De-siderare, togliere dallo spettacolo delle stelle e agognare tornarvi per quanto sono belle.
Forse l’astiosità di Bianca verso la piccola Sofia, è ostilità per la sua spensieratezza, per la sicurezza di chi si affida ignara della durezza della vita e delle sue disillusioni. Nell’episodio in cui, dopo la morte del nonno, Carlo la porta al Luna Park e la perde, si evidenzia quanto anche lui faccia fatica a sostenere la sofferenza.

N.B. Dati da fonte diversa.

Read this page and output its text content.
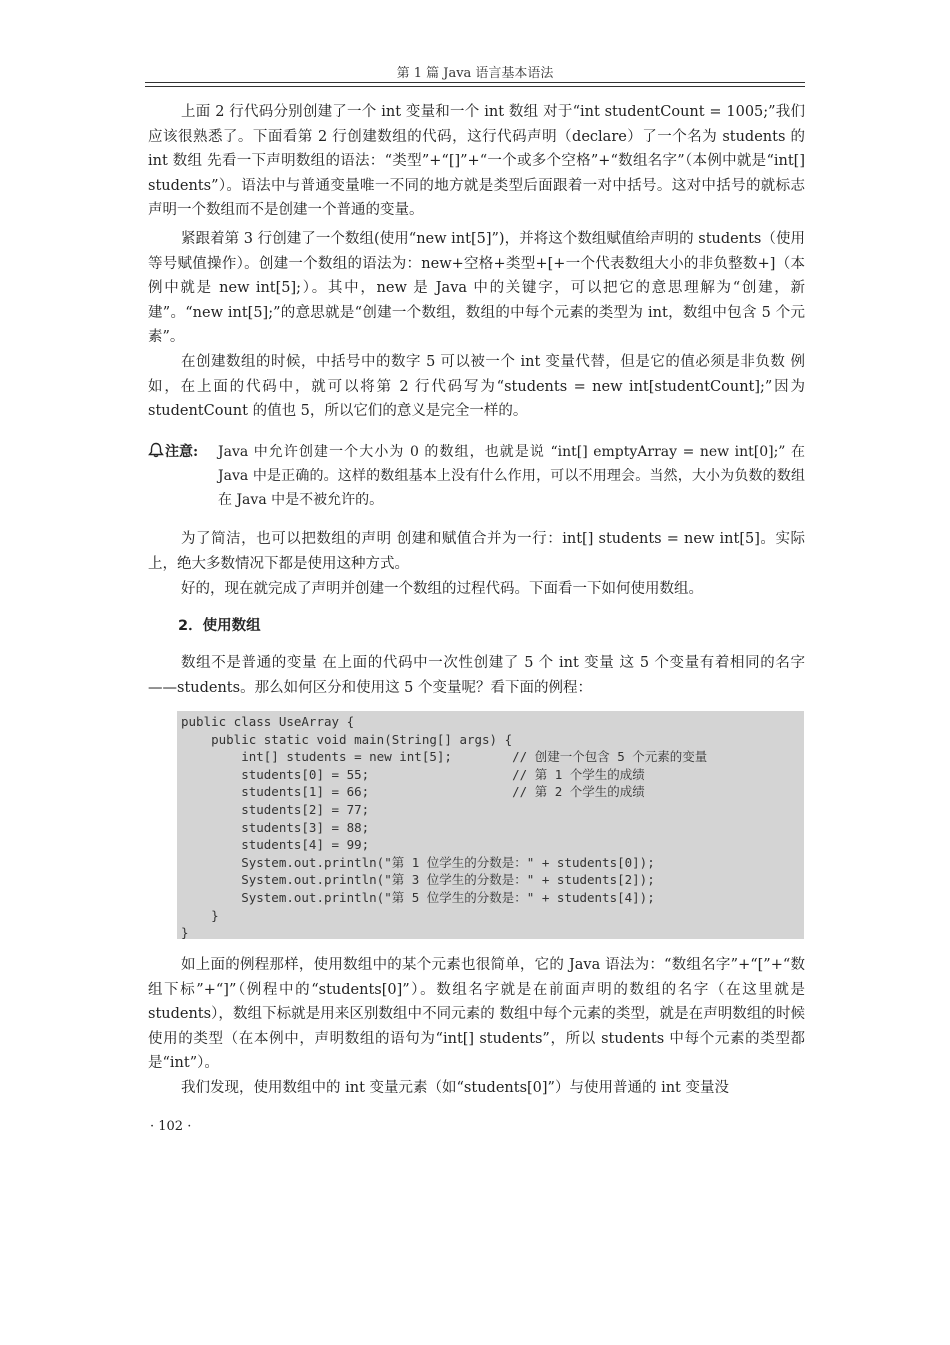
第 1 篇 Java 语言基本语法

上面 2 行代码分别创建了一个 int 变量和一个 int 数组 对于“int studentCount = 1005;”我们应该很熟悉了。下面看第 2 行创建数组的代码，这行代码声明（declare）了一个名为 students 的 int 数组 先看一下声明数组的语法：“类型”+“[]”+“一个或多个空格”+“数组名字”（本例中就是“int[] students”）。语法中与普通变量唯一不同的地方就是类型后面跟着一对中括号。这对中括号的就标志声明一个数组而不是创建一个普通的变量。

紧跟着第 3 行创建了一个数组(使用“new int[5]”)，并将这个数组赋值给声明的 students（使用等号赋值操作）。创建一个数组的语法为：new+空格+类型+[+一个代表数组大小的非负整数+]（本例中就是 new int[5];）。其中，new 是 Java 中的关键字，可以把它的意思理解为“创建，新建”。“new int[5];”的意思就是“创建一个数组，数组的中每个元素的类型为 int，数组中包含 5 个元素”。

在创建数组的时候，中括号中的数字 5 可以被一个 int 变量代替，但是它的值必须是非负数 例如，在上面的代码中，就可以将第 2 行代码写为“students = new int[studentCount];”因为 studentCount 的值也 5，所以它们的意义是完全一样的。

注意: Java 中允许创建一个大小为 0 的数组，也就是说 “int[] emptyArray = new int[0];” 在 Java 中是正确的。这样的数组基本上没有什么作用，可以不用理会。当然，大小为负数的数组在 Java 中是不被允许的。

为了简洁，也可以把数组的声明 创建和赋值合并为一行：int[] students = new int[5]。实际上，绝大多数情况下都是使用这种方式。

好的，现在就完成了声明并创建一个数组的过程代码。下面看一下如何使用数组。

2．使用数组

数组不是普通的变量 在上面的代码中一次性创建了 5 个 int 变量 这 5 个变量有着相同的名字——students。那么如何区分和使用这 5 个变量呢？看下面的例程：

public class UseArray {
public static void main(String[] args) {
int[] students = new int[5];        // 创建一个包含 5 个元素的变量
students[0] = 55;                   // 第 1 个学生的成绩
students[1] = 66;                   // 第 2 个学生的成绩
students[2] = 77;
students[3] = 88;
students[4] = 99;
System.out.println("第 1 位学生的分数是：" + students[0]);
System.out.println("第 3 位学生的分数是：" + students[2]);
System.out.println("第 5 位学生的分数是：" + students[4]);
}
}

如上面的例程那样，使用数组中的某个元素也很简单，它的 Java 语法为：“数组名字”+“[”+“数组下标”+“]”（例程中的“students[0]”）。数组名字就是在前面声明的数组的名字（在这里就是 students），数组下标就是用来区别数组中不同元素的 数组中每个元素的类型，就是在声明数组的时候使用的类型（在本例中，声明数组的语句为“int[] students”，所以 students 中每个元素的类型都是“int”）。

我们发现，使用数组中的 int 变量元素（如“students[0]”）与使用普通的 int 变量没

· 102 ·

Mentre la bimba aveva il diritto di essere triste, gli dice Nicola, un padre che sa come aver cura.
Respiravo l’ossigeno appena sufficiente per non morire, in una nicchia di costrizioni e privazioni e compromessi che a suo modo stava diventando confortevole.
Bianca ha organizzato la sua vita su questa fine operazione di pulizia dalle emozioni, sostenuta da un progetto onnipotente.
Ma la finzione crolla.
Scopri di essere infertile… una ghigliottina che recide per sempre il movimento ondivago delle tue speranze, una bestia feroce che azzanna i tuoi giorni e li dilania, e li rende inutili.
Cade l’ultima illusione.
Annuso i rifiuti… è l’odore della vita quando la spogliamo dal maquillage che le spalmiamo addosso per edulcorarla.

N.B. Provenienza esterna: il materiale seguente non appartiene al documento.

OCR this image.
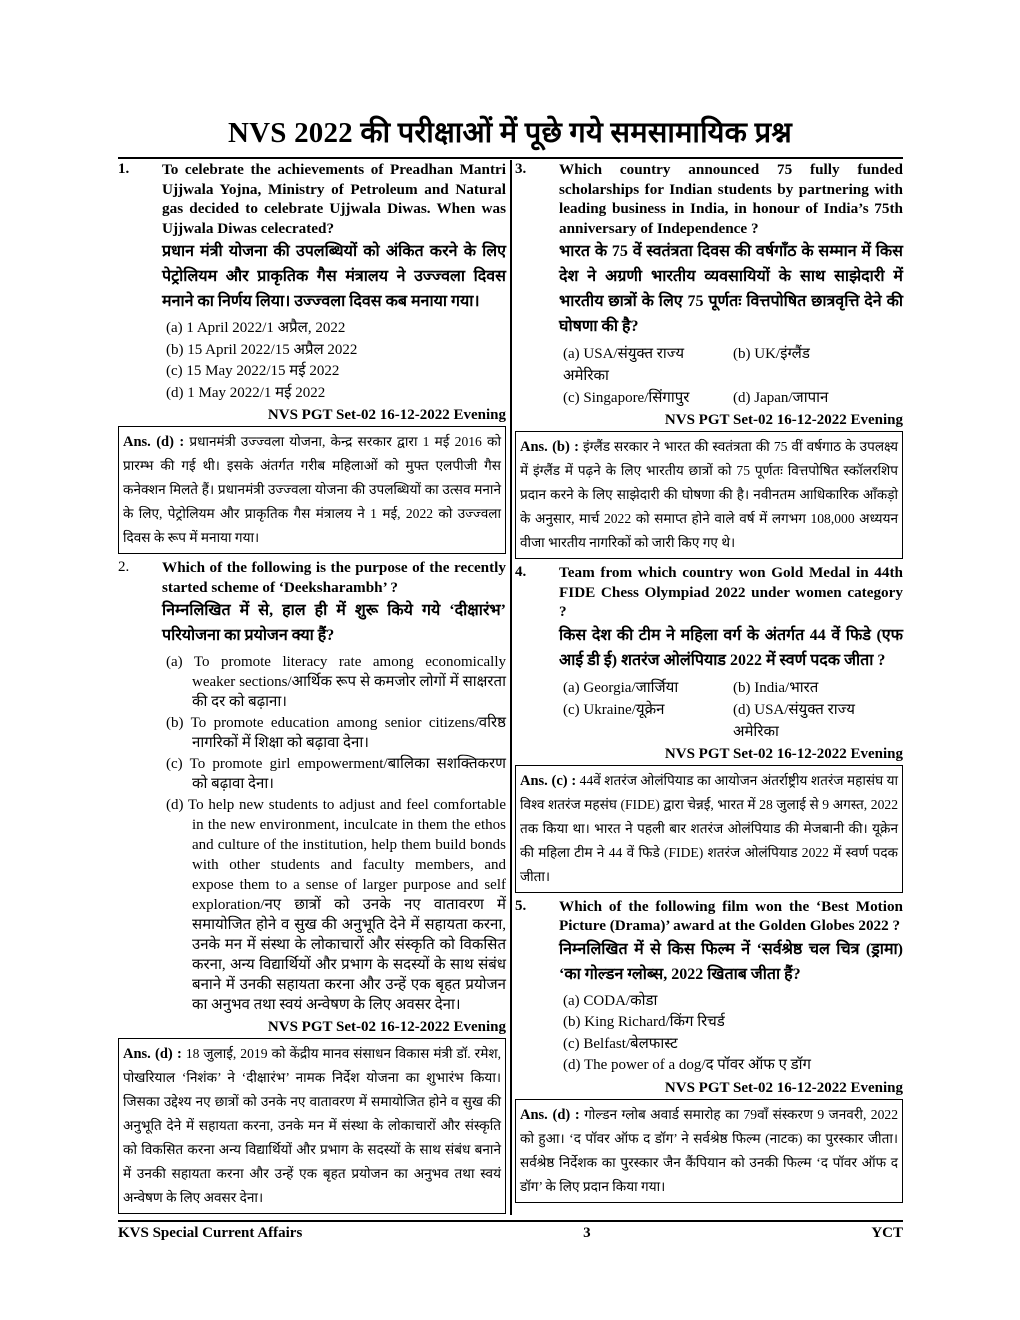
NVS 2022 की परीक्षाओं में पूछे गये समसामायिक प्रश्न
1.	To celebrate the achievements of Preadhan Mantri Ujjwala Yojna, Ministry of Petroleum and Natural gas decided to celebrate Ujjwala Diwas. When was Ujjwala Diwas celecrated?
प्रधान मंत्री योजना की उपलब्धियों को अंकित करने के लिए पेट्रोलियम और प्राकृतिक गैस मंत्रालय ने उज्ज्वला दिवस मनाने का निर्णय लिया। उज्ज्वला दिवस कब मनाया गया।
(a) 1 April 2022/1 अप्रैल, 2022
(b) 15 April 2022/15 अप्रैल 2022
(c) 15 May 2022/15 मई 2022
(d) 1 May 2022/1 मई 2022
NVS PGT Set-02 16-12-2022 Evening
Ans. (d) : प्रधानमंत्री उज्ज्वला योजना, केन्द्र सरकार द्वारा 1 मई 2016 को प्रारम्भ की गई थी। इसके अंतर्गत गरीब महिलाओं को मुफ्त एलपीजी गैस कनेक्शन मिलते हैं। प्रधानमंत्री उज्ज्वला योजना की उपलब्धियों का उत्सव मनाने के लिए, पेट्रोलियम और प्राकृतिक गैस मंत्रालय ने 1 मई, 2022 को उज्ज्वला दिवस के रूप में मनाया गया।
2.	Which of the following is the purpose of the recently started scheme of ‘Deeksharambh’ ?
निम्नलिखित में से, हाल ही में शुरू किये गये ‘दीक्षारंभ’ परियोजना का प्रयोजन क्या हैं?
(a) To promote literacy rate among economically weaker sections/आर्थिक रूप से कमजोर लोगों में साक्षरता की दर को बढ़ाना।
(b) To promote education among senior citizens/वरिष्ठ नागरिकों में शिक्षा को बढ़ावा देना।
(c) To promote girl empowerment/बालिका सशक्तिकरण को बढ़ावा देना।
(d) To help new students to adjust and feel comfortable in the new environment, inculcate in them the ethos and culture of the institution, help them build bonds with other students and faculty members, and expose them to a sense of larger purpose and self exploration/नए छात्रों को उनके नए वातावरण में समायोजित होने व सुख की अनुभूति देने में सहायता करना, उनके मन में संस्था के लोकाचारों और संस्कृति को विकसित करना, अन्य विद्यार्थियों और प्रभाग के सदस्यों के साथ संबंध बनाने में उनकी सहायता करना और उन्हें एक बृहत प्रयोजन का अनुभव तथा स्वयं अन्वेषण के लिए अवसर देना।
NVS PGT Set-02 16-12-2022 Evening
Ans. (d) : 18 जुलाई, 2019 को केंद्रीय मानव संसाधन विकास मंत्री डॉ. रमेश, पोखरियाल ‘निशंक’ ने ‘दीक्षारंभ’ नामक निर्देश योजना का शुभारंभ किया। जिसका उद्देश्य नए छात्रों को उनके नए वातावरण में समायोजित होने व सुख की अनुभूति देने में सहायता करना, उनके मन में संस्था के लोकाचारों और संस्कृति को विकसित करना अन्य विद्यार्थियों और प्रभाग के सदस्यों के साथ संबंध बनाने में उनकी सहायता करना और उन्हें एक बृहत प्रयोजन का अनुभव तथा स्वयं अन्वेषण के लिए अवसर देना।
3.	Which country announced 75 fully funded scholarships for Indian students by partnering with leading business in India, in honour of India’s 75th anniversary of Independence ?
भारत के 75 वें स्वतंत्रता दिवस की वर्षगाँठ के सम्मान में किस देश ने अग्रणी भारतीय व्यवसायियों के साथ साझेदारी में भारतीय छात्रों के लिए 75 पूर्णतः वित्तपोषित छात्रवृत्ति देने की घोषणा की है?
(a) USA/संयुक्त राज्य अमेरिका
(b) UK/इंग्लैंड
(c) Singapore/सिंगापुर	(d) Japan/जापान
NVS PGT Set-02 16-12-2022 Evening
Ans. (b) : इंग्लैंड सरकार ने भारत की स्वतंत्रता की 75 वीं वर्षगाठ के उपलक्ष्य में इंग्लैंड में पढ़ने के लिए भारतीय छात्रों को 75 पूर्णतः वित्तपोषित स्कॉलरशिप प्रदान करने के लिए साझेदारी की घोषणा की है। नवीनतम आधिकारिक आँकड़ो के अनुसार, मार्च 2022 को समाप्त होने वाले वर्ष में लगभग 108,000 अध्ययन वीजा भारतीय नागरिकों को जारी किए गए थे।
4.	Team from which country won Gold Medal in 44th FIDE Chess Olympiad 2022 under women category ?
किस देश की टीम ने महिला वर्ग के अंतर्गत 44 वें फिडे (एफ आई डी ई) शतरंज ओलंपियाड 2022 में स्वर्ण पदक जीता ?
(a) Georgia/जार्जिया	(b) India/भारत
(c) Ukraine/यूक्रेन	(d) USA/संयुक्त राज्य अमेरिका
NVS PGT Set-02 16-12-2022 Evening
Ans. (c) : 44वें शतरंज ओलंपियाड का आयोजन अंतर्राष्ट्रीय शतरंज महासंघ या विश्व शतरंज महसंघ (FIDE) द्वारा चेन्नई, भारत में 28 जुलाई से 9 अगस्त, 2022 तक किया था। भारत ने पहली बार शतरंज ओलंपियाड की मेजबानी की। यूक्रेन की महिला टीम ने 44 वें फिडे (FIDE) शतरंज ओलंपियाड 2022 में स्वर्ण पदक जीता।
5.	Which of the following film won the ‘Best Motion Picture (Drama)’ award at the Golden Globes 2022 ?
निम्नलिखित में से किस फिल्म नें ‘सर्वश्रेष्ठ चल चित्र (ड्रामा) ‘का गोल्डन ग्लोब्स, 2022 खिताब जीता हैं?
(a) CODA/कोडा
(b) King Richard/किंग रिचर्ड
(c) Belfast/बेलफास्ट
(d) The power of a dog/द पॉवर ऑफ ए डॉग
NVS PGT Set-02 16-12-2022 Evening
Ans. (d) : गोल्डन ग्लोब अवार्ड समारोह का 79वाँ संस्करण 9 जनवरी, 2022 को हुआ। ‘द पॉवर ऑफ द डॉग’ ने सर्वश्रेष्ठ फिल्म (नाटक) का पुरस्कार जीता। सर्वश्रेष्ठ निर्देशक का पुरस्कार जैन कैंपियान को उनकी फिल्म ‘द पॉवर ऑफ द डॉग’ के लिए प्रदान किया गया।
KVS Special Current Affairs	3	YCT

L’ossessione di Bianca espande i suoi aspetti di abiezione, forse la punizione dei rigurgiti della colpa, forse la sfida ai limiti delle proprie barriere al sentire, per mettere nella lista dei rifiuti una volta per tutte anche me stessa. L’affacciarsi al baratro profila una minaccia di frammentazione.
Un momento fondamentale.. quello in cui si inizia a intravedere il disagio che c’è dietro la parvenza di normalità di ogni vita umana.

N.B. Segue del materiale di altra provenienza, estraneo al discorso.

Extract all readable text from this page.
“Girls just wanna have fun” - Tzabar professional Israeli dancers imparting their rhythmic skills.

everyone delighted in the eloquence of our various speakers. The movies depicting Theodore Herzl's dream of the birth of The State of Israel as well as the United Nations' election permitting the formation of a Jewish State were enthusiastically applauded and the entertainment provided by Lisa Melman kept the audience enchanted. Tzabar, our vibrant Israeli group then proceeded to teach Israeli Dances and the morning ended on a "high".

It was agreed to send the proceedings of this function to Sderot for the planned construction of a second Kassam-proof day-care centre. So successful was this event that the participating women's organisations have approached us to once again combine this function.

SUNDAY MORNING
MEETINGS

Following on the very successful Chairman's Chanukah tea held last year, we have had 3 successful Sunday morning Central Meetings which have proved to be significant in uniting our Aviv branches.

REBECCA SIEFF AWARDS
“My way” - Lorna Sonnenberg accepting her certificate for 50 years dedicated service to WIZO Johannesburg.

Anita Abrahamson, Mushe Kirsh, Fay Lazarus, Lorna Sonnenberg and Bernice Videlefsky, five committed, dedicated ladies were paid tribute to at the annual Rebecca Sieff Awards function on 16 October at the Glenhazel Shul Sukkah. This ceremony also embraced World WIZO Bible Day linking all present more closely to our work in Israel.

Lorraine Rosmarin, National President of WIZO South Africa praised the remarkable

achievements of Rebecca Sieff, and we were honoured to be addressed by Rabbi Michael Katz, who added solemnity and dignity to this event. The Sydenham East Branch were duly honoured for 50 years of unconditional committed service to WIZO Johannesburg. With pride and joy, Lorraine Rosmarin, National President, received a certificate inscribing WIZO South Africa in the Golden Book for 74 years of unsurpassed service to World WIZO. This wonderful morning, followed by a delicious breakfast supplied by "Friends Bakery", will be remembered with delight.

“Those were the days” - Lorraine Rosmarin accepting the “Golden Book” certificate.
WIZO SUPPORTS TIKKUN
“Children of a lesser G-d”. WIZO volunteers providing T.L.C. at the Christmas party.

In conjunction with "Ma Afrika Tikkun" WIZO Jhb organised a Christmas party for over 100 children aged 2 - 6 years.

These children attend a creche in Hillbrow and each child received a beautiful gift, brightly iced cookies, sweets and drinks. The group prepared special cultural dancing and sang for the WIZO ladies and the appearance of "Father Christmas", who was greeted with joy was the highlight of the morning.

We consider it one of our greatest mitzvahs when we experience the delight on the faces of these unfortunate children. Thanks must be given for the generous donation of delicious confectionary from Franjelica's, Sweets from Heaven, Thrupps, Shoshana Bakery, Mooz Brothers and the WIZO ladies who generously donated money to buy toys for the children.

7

L’incontro con lo psicologo non sembra determinante, ma in qualche modo l’aiuta a ricentrarsi.
È la bonifica emotiva che attua con ognuno dei suoi gesti a farmi proseguire. So che niente di quanto gli dico può scalfirlo o fargli male…. Sono un’entità astratta da analizzare… un niente con un’anima, un semplice essere da guarire..
Una sconosciuta che gli si denuda davanti così… senza nessuna speranza di esser salvata…
Sento un treno passarmi addosso, fracassarmi le ossa ma lasciarmi viva, come sempre. Sopravvivere alle tragedie è la peggiore tragedia della mia vita.
Credevo che la delusione fosse un’onda che ti si infrange addosso e tutto intorno si infrange con lei, mentre non è che una piccola lametta infilata fra le tue convinzioni, che bene o male trova il suo posto e smette quasi subito di fare male.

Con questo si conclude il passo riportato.